Understanding Grover’s Oracle for 3-SAT

If the output qubit ($state_8$ in the full circuit) is the one that indicates wether all clauses are satisfied, how is the circuit of importance if it is seemingly never involved in changing the values of the first 3 qubits which I assume are the ones measured at the end?

To clear this, I borrowed the code from this link (same as the one I included in my first comment) and played around with it. To get a small example, I set exactly_1_3_sat_formula = [[-1, -2, -3]]. This produces the following circuit:

I also includes some barriers to help me distinguish between the different parts of the circuit. The gates before the first barrier just sets the initial input state for Grover's algorithm. The gates after the first barrier are the black box function, and the ones after this take care of inversion about the average. Then, this two last sections are repeated and finally we measure the first register.

Now, how does the information from the ancilla register get into the first register. Note the $CX$ gates between $q946_0$ and $q945_0$ in the circuit above. Also note that $q945_0$ doesn't get reversed like the ancillary qubits (register $q946$).

How does this have any effect on the $q944$ register if they don't even interact directly? Well, notice that before the $CX(q946_0, q945_0)$, the qubits in the $q944$ and $q946$ registers become entangled because of the Hadamard gates at the beggining of the circuit and the $CX$ gates from the black box.
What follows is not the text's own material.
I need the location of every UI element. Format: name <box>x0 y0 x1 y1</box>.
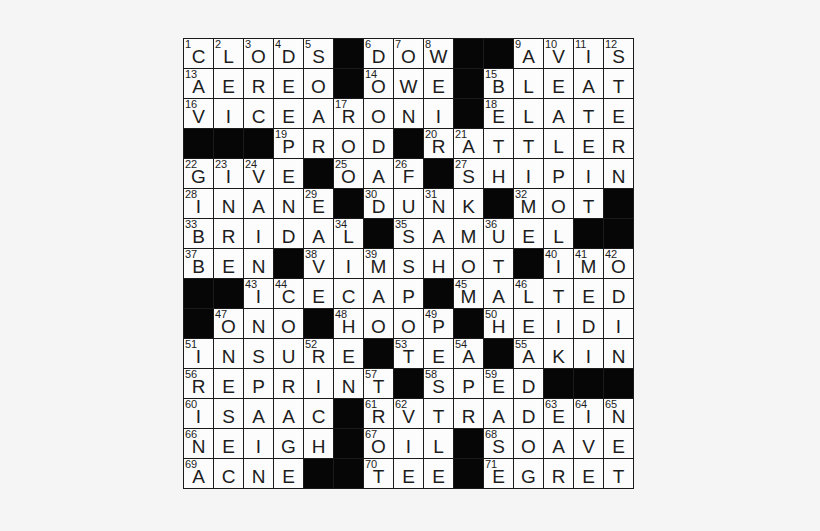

Since the $CX(q946_0, q945_0)$ gate is applied while the two registers are entangled, qubit $q945_0$ has an effect on register $q944$. After the $CX$ gate, the $q944$ and $q946$ registers are un-entangled by reversing the operations, but the entanglement between $q945_0$ and the $q944$ has already been made and is not reversed since the gate that established it is not reversed.

This effect is adding a small negative amplitude to the configuration of the first three qubits that satisfies the clauses, which in this example is only one, with exactly 1 variable set to true (remember that this example uses Exact-1 3-SAT instead of normal 3-SAT). This happens because the $CX$ gate will only have an effect when $q946_0$ is in the $|1rangle$ state. And $q946_0$ will only be in that state for states of $q944$ that satisfy the conditions for Exact-1 3-SAT.
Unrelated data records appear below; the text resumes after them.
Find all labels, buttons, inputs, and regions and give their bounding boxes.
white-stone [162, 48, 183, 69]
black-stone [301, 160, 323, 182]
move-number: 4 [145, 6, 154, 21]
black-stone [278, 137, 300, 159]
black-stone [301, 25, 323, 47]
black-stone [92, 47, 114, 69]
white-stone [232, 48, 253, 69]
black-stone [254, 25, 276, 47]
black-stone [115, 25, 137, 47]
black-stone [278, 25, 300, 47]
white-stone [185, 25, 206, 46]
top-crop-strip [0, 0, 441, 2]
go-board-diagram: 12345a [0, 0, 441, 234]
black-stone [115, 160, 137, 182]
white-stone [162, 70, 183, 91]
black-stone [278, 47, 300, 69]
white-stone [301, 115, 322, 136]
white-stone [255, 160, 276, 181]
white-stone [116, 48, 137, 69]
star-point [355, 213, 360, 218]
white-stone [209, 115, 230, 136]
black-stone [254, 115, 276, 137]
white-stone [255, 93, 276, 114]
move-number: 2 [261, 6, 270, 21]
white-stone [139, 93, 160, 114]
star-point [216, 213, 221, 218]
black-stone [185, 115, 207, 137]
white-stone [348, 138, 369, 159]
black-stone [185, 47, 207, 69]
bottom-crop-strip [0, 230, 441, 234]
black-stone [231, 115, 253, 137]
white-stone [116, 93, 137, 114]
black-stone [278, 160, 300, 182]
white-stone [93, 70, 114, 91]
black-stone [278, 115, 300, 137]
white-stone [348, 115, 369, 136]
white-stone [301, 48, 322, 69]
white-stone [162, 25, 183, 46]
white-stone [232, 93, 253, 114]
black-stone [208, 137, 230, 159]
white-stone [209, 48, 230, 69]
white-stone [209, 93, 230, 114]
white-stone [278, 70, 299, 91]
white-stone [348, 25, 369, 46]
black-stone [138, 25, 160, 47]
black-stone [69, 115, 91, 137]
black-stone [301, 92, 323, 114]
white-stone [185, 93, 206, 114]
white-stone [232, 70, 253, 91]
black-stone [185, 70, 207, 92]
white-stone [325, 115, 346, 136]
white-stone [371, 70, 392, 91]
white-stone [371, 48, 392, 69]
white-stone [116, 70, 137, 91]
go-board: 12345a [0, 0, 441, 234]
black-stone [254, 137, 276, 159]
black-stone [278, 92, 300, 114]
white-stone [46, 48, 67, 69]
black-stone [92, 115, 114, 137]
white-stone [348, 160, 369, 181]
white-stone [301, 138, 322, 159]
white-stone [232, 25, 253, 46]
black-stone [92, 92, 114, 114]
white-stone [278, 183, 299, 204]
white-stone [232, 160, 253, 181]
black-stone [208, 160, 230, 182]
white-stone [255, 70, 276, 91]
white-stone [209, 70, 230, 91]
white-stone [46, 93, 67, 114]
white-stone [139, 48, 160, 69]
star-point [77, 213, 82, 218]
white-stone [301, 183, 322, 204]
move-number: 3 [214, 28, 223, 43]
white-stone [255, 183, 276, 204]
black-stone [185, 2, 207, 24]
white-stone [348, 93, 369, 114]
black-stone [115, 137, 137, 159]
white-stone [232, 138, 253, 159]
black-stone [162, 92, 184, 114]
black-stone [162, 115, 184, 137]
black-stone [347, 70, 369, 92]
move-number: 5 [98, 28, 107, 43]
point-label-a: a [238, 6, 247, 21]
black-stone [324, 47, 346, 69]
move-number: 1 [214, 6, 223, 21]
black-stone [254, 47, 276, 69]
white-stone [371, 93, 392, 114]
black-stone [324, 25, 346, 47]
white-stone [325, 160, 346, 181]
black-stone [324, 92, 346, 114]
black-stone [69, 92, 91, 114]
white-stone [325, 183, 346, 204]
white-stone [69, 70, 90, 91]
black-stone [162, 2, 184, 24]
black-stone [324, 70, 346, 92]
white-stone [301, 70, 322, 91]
Therefore, the $CX(q946_0, q945_0)$ gate adds a small negative amplitude to the states of $q944$ that satisfy the clauses. Then, this negative amplitude is inverted about the average and that's how we get our result.

For cases with more clauses, the procedure is the same but more Controlled-$X$ gates with more control qubits are involved. For example, again using the code from the link I provided but setting exactly_1_3_sat_formula = [[1, -2, 3], [-1, -2, -3], [-1, 2, 3]]. We get the following circuit:

As you can see, now we have a $CCX(q1033_3, q1033_2, q1032_0)$. But the main concept remains the same.

In your circuit, this Controlled-$X$ gate is inside the sixth black box from left to right; notice that it's the only one involving qubit $o_0$ and it's just between the entanglement and un-entanglement.